Russia is Burning (2020)
Poems of the Great Patriotic War
The Second World War occupies a special place in Russian memory. Between June 1941 and the liberation of Berlin in May 1945, over 26 million Soviet civilians, servicemen and women were killed fighting the Nazis. The war also occupies a special place in the history of Russian poetry. Poems written by Red Army soldiers were published in newspapers and broadcast on the radio. Alexander Tvardovsky’s much-loved epic poem Vasili Tyrokin was turned into a play and a film. Alexei Surkov’s ‘In the Dugout’ and Konstantin Simonov’s ‘Wait for Me’ became well-known as popular songs.

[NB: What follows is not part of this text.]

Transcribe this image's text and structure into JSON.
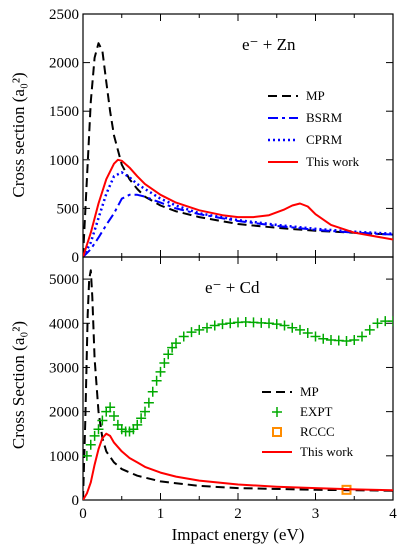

Russia is Burning brings together for the first time in Russian and English over fifty poets, including Boris Slutsky, Boris Pasternak, Olga Berggoltz, , Alexander Tvardovsky, Samuel Marshak, Irina Bem, Evgeny Vinokurov, Vsevolod Nekrasov, Bulat Okudzhava, Vladimir Vysotsky and Ilya Ehrenburg. It includes poems written by soldiers on the front-line and civilians in the Leningrad blockade, by émigré poets, by prisoners of war and Gulag prisoners, by poets who wrote ‘for the drawer’ and by later writers who tried to understand the war and its long-term effects on Russian society. Russia is Burning is a testimony to the power of poetry to resist Fascism and to the extraordinary heroism and endurance of the Soviet people in the war against Nazi Germany.